Here, Kinsley simply resorts to the party line of outsiders, media members, and higher ed critics, groaning on about how arbitrary it all is. I half expected to read the phrase “throwing darts at a dart board.” And make no mistake, there is an element of chance in the admissions process at an elite institution. There is luck. There is a human element that plays a large role. There are more than enough qualified candidates and it can seem harsh, unfair, and capricious when some get in and some do not. But to dismiss the entire process because of these factors is to fail to understand that process. Yes, there is luck — but the role that luck plays can be reduced through careful planning and presentation. Yes, there is a human element — but that human element can be a benefit when you take the time to consider the person on the other side of the desk. Yes, there are more than enough qualified applicants — does that mean you should just give up?

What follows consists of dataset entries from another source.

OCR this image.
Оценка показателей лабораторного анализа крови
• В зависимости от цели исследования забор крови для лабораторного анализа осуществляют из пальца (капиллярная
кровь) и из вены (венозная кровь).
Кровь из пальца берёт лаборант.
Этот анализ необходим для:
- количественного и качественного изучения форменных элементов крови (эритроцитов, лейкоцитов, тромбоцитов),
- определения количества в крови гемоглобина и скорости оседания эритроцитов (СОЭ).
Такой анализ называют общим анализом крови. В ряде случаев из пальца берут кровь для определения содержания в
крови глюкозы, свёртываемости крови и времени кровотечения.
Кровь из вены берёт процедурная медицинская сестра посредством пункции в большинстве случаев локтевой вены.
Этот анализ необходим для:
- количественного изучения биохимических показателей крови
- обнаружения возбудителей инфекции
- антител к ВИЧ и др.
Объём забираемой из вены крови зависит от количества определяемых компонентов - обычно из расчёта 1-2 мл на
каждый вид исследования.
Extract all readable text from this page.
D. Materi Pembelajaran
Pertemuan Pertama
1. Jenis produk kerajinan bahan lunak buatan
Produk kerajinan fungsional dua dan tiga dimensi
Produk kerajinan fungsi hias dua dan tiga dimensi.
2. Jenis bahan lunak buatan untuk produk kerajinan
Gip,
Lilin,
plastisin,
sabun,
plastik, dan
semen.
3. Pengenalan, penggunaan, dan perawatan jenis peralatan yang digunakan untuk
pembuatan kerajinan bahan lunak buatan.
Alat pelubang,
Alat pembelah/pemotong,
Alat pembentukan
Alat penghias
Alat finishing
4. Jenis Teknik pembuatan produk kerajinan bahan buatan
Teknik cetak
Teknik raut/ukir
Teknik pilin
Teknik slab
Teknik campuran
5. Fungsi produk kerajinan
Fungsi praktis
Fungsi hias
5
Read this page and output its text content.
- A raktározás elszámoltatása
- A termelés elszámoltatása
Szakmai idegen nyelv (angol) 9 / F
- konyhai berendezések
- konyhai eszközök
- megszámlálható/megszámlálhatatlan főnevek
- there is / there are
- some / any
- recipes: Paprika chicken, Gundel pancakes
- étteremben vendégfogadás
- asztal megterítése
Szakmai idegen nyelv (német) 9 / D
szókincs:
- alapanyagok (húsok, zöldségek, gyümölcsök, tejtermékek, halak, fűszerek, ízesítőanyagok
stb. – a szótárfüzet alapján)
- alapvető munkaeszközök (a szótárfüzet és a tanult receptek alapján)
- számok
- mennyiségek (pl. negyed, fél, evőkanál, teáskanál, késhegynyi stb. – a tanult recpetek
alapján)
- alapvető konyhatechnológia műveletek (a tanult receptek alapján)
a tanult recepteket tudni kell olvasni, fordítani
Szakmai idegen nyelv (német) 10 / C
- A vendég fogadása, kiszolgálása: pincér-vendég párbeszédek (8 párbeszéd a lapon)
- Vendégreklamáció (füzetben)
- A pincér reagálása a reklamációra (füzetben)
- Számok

I can tell you two things, as someone who was an admissions officer at a highly selective college (acceptance rate under 30%) and as someone who now works with applicants to highly selective graduate programs. The first is that admissions officers DO work hard, as they claim in their rejection letters (much to Kinsley’s chagrin). An admissions office typically has one “file reading” professional for every 1,000 applications and that personnel is responsible for both recruiting those applicants and then making decisions on their credentials. The process features multiple layers and gets several eyes on the same profile — decisions aren’t made based on what someone has for lunch. That’s reductive, throw-away language that people use when they don’t want to wrestle with reality.
The reality is that admissions officers work hard, they care about what they are doing, and they want to see applicants who work just as hard and care just as much. This is bad news for many who view the process as more of a sweepstakes and less of a rigorous match-making and interviewing experience, but it’s good news for people who want to roll up their sleeves and treat their applications with care.
The second thing I can tell you, given everything I just wrote above, is that I wouldn’t want someone who views the admissions process the way Michael Kinsley does to advise me on my own applications.
At Veritas Prep, we both support the work of admissions professionals and believe in our ability to help candidates confront this difficult process. We don’t throw up our hands and blame it all on the fates. And neither should you.